Les pourvois sont joints en raison de la connexité.
Des mémoires, en demande et en défense, ainsi que des observations complémentaires ont été produits.
Sur le rapport de Mme Leprieur, conseiller, les observations de la SCP Lyon-Caen et Thiriez, avocat de M. [O] [E], les observations de la SCP Gaschignard, Loiseau et Massignon, avocat de M. [D] [U], les observations de la SCP Piwnica et Molinié, avocat de France victime 37,et les conclusions de M. Fusina, avocat général, après débats en l'audience publique du 11 décembre 2024 où étaient présents M. Bonnal, président, Mme Leprieur, conseiller rapporteur, MM. de Larosière de Champfeu, Turbeaux, [D], Gouton, Brugère, Tessereau, conseillers de la chambre, M. Mallard, Mmes Guerrini, Diop-Simon, conseillers référendaires, M. Fusina, avocat général, et M. Maréville, greffier de chambre,
la chambre criminelle de la Cour de cassation, composée des président et conseillers précités, après en avoir délibéré conformément à la loi, a rendu le présent arrêt.
Faits et procédure
1. Il résulte de l'arrêt attaqué et des pièces de procédure ce qui suit.

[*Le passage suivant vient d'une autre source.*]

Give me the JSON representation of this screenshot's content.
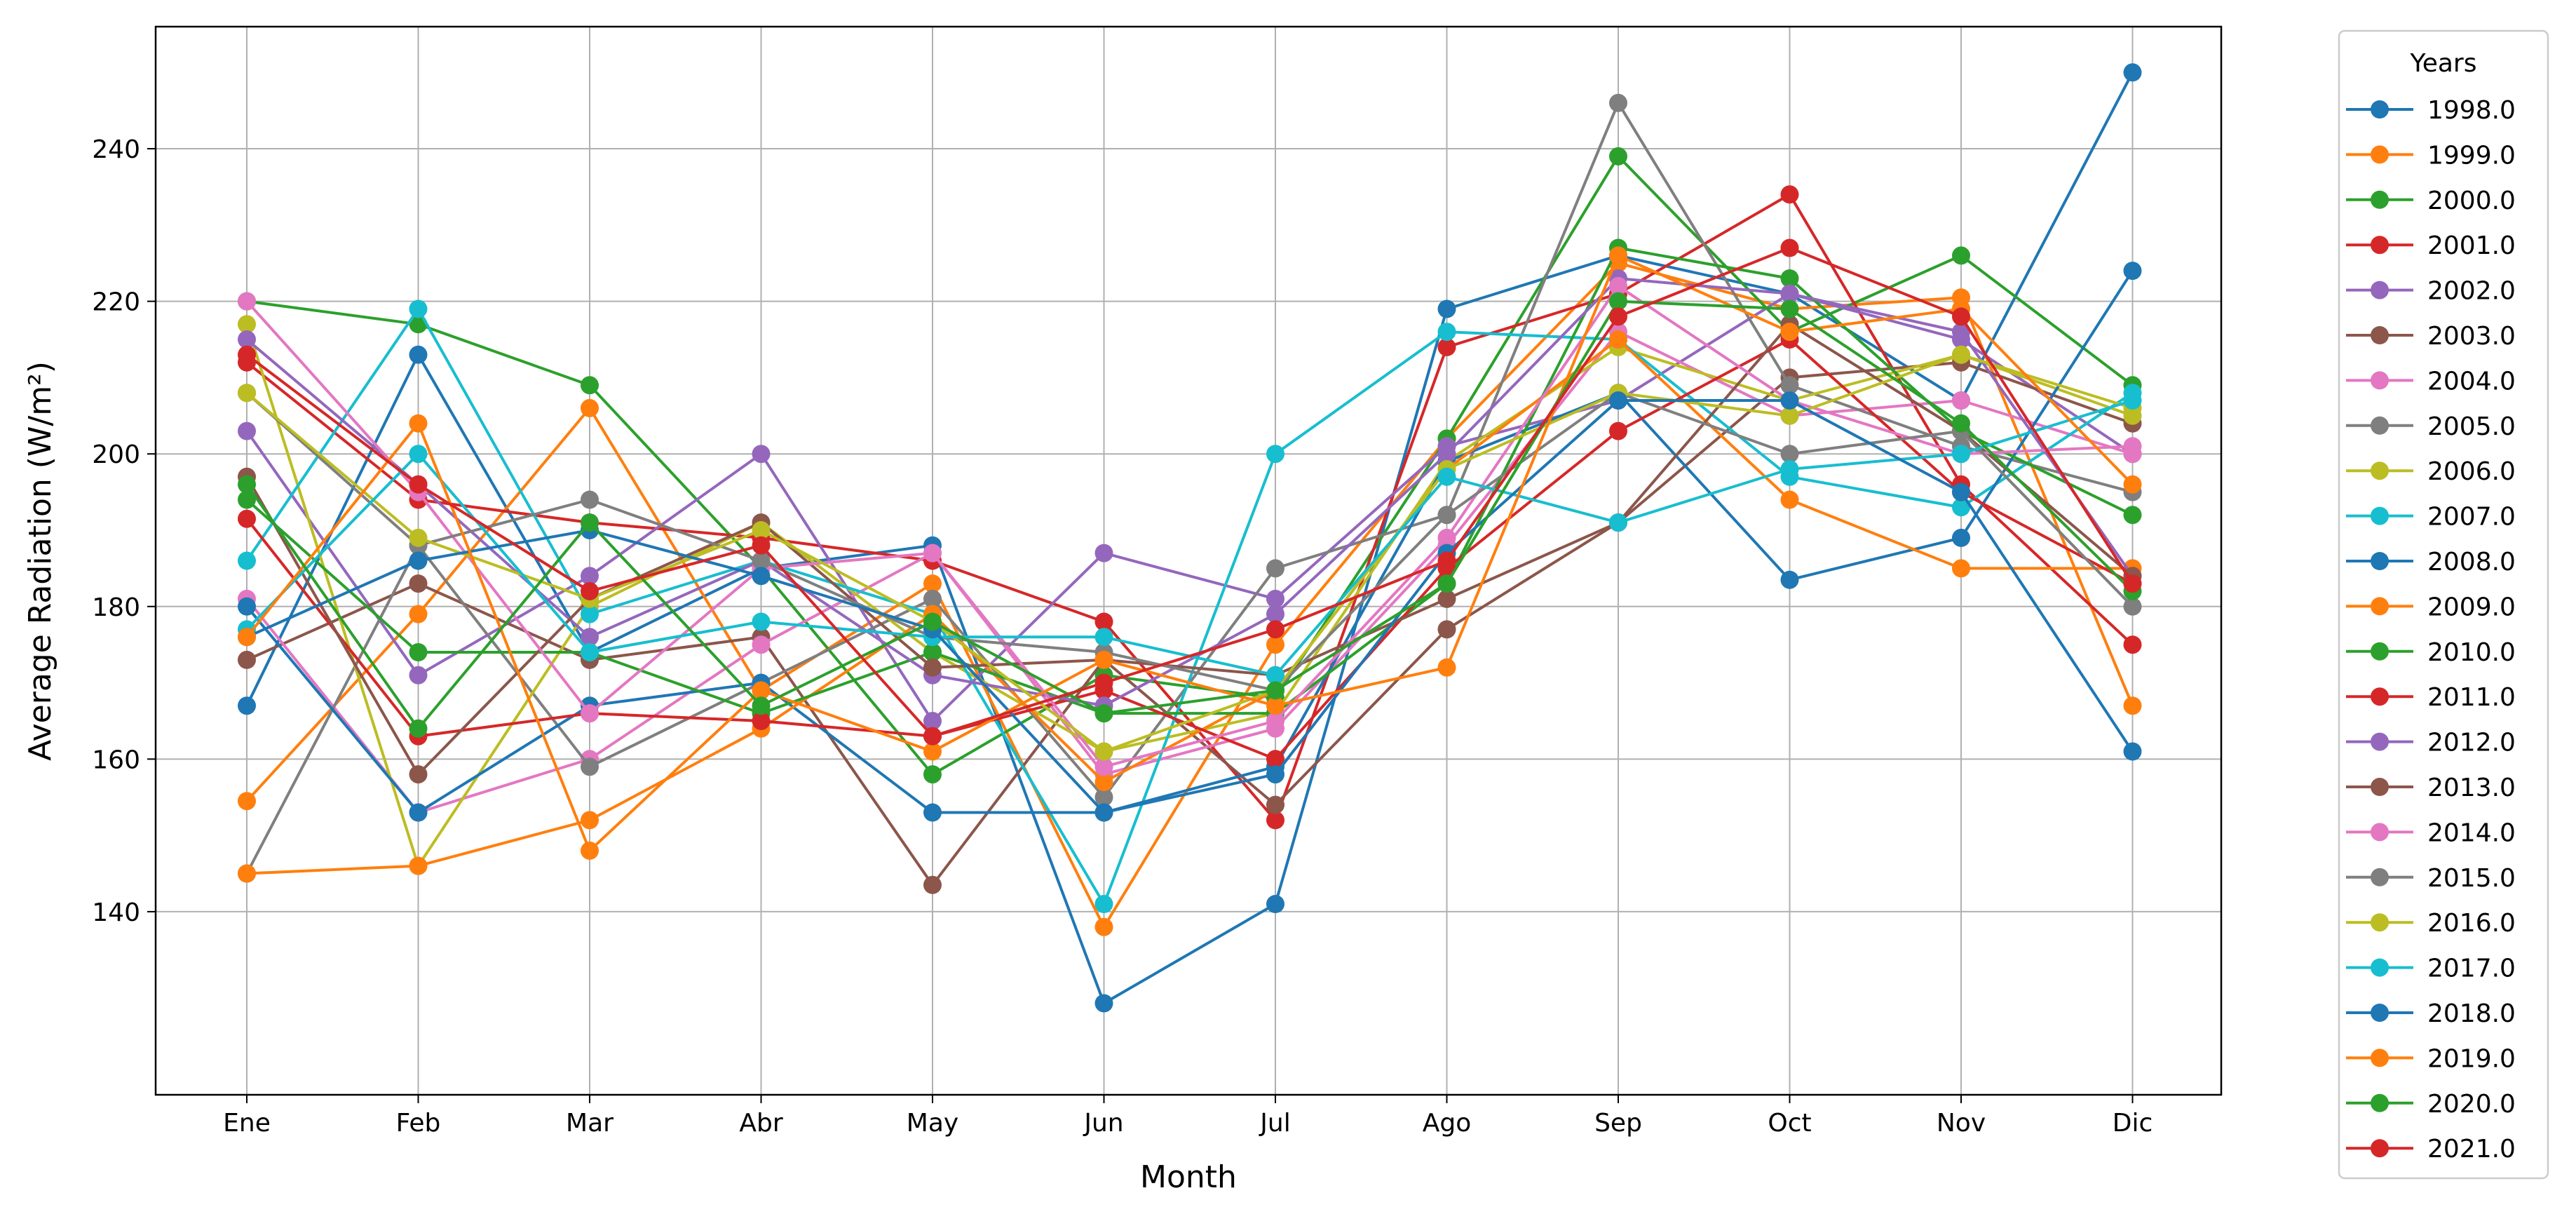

2. Par arrêt du 19 novembre 2020, la chambre de l'instruction de la cour d'appel a ordonné la mise en accusation devant la cour d'assises de M. [O] [E] des chefs de viols sur mineure de 15 ans, association de malfaiteurs, diffusion de représentation pornographique de mineur aggravée, détention de représentation pornographique de mineur. Elle a également ordonné le renvoi de M. [D] [U] devant cette même juridiction des chefs d'association de malfaiteurs et détention de représentation pornographique de mineur.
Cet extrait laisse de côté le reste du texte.